5.​​ Problematiche connesse con l’educazione al l.​​ L’educazione professionale non può non includere anche riflessioni e prassi specifiche circa esperienze strettamente collegate con quella del l. La disoccupazione, ad es., che permane un fenomeno di vaste dimensioni, postula aiuti preventivi e puntuali, per contenerne i danni psicologici, stimolare tecniche efficaci di ricerca del l., destare le risorse psicologiche e sociali dell’individuo. Lo stesso tempo libero, che sembra avere significative correlazioni con l’attività lavorativa, va fatto rientrare in un’educazione professionale che sia formazione globale dell’uomo.

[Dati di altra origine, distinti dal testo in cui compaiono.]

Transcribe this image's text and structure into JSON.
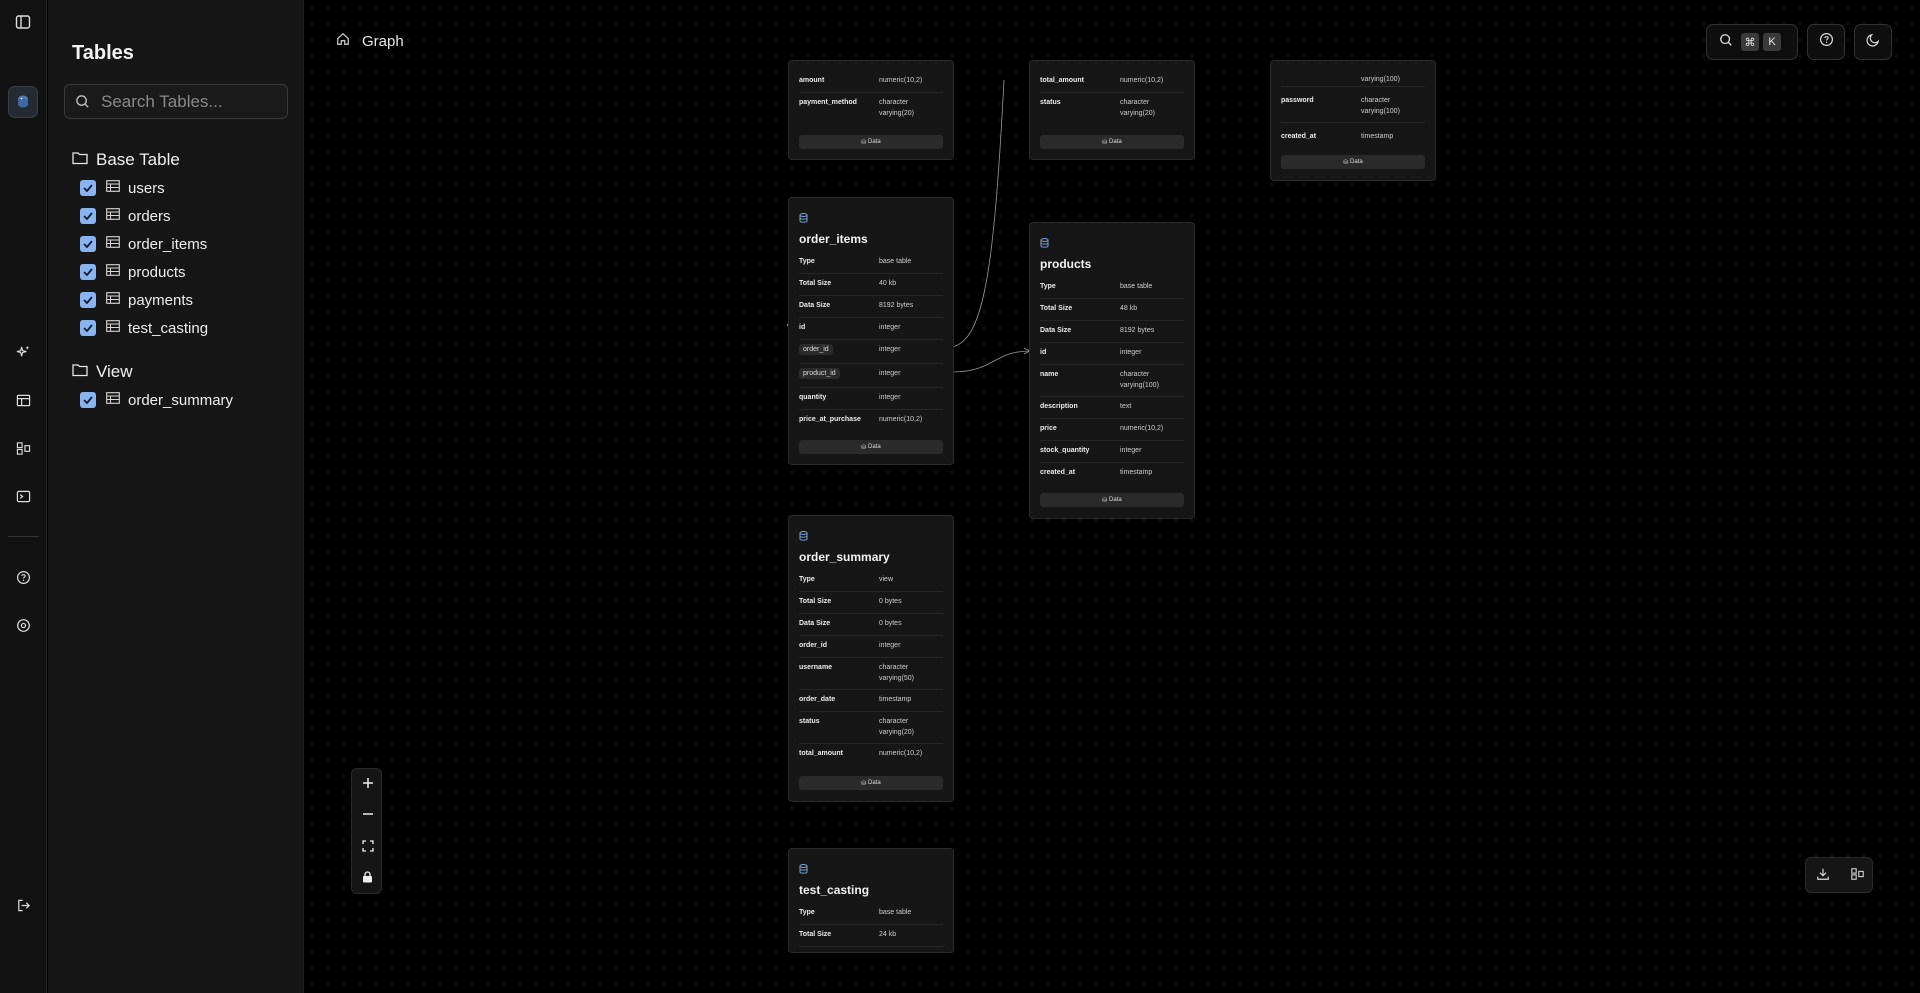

Nelle situazioni di devianza si può trovare nel l. una via pedagogica efficace (ergoterapia) al recupero e allo sviluppo della personalità. In tempi più recenti sono emerse anche le nuove problematiche legate all’andamento demografico, all’invecchiamento della popolazione e alla crisi dei sistemi pensionistici (tipiche dell’ageing society). Le sfide poste all’educazione dalla realtà di un l. umano, estremamente polimorfo e destinato a evoluzioni imprevedibili, sono sfide pienamente aperte che restano di vitale importanza per l’intera qualità dell’esistenza, a livello tanto individuale che collettivo.

Bibliografia

Negri A.,​​ Filosofia del l. Storia antologica,​​ Milano, Marzorati, 7 voll., 1980-1981; Rifkin J.,​​ La fine del l., Milano, Baldini e Castoldi, 1995; Beck U.,​​ Il l. nell’epoca della fine del l., Torino, Einaudi, 2000; Donati P.,​​ Il l. che emerge, Torino, Bollati Boringhieri, 2001; Fraccaroli F. - G. Sarchielli,​​ È tempo di l. Per una psicologia dei tempi lavorativi, Bologna, CLUEB, 2002; ISFOL,​​ Prolungamento della vita attiva e politiche del l., Milano, Angeli, 2002; Florida R.,​​ L’ ascesa della nuova classe creativa. Stile di vita,​​ valori e professioni, Milano, Mondadori, 2003; Alessandrini G. (Ed.),​​ Pedagogia e formazione nella società della conoscenza, Milano, Angeli, 2005; Marcaletti F.,​​ L’orizzonte del l.​​ Il prolungamento dell’esperienza professionale nell’ageing society, Milano, Vita e Pensiero, 2007.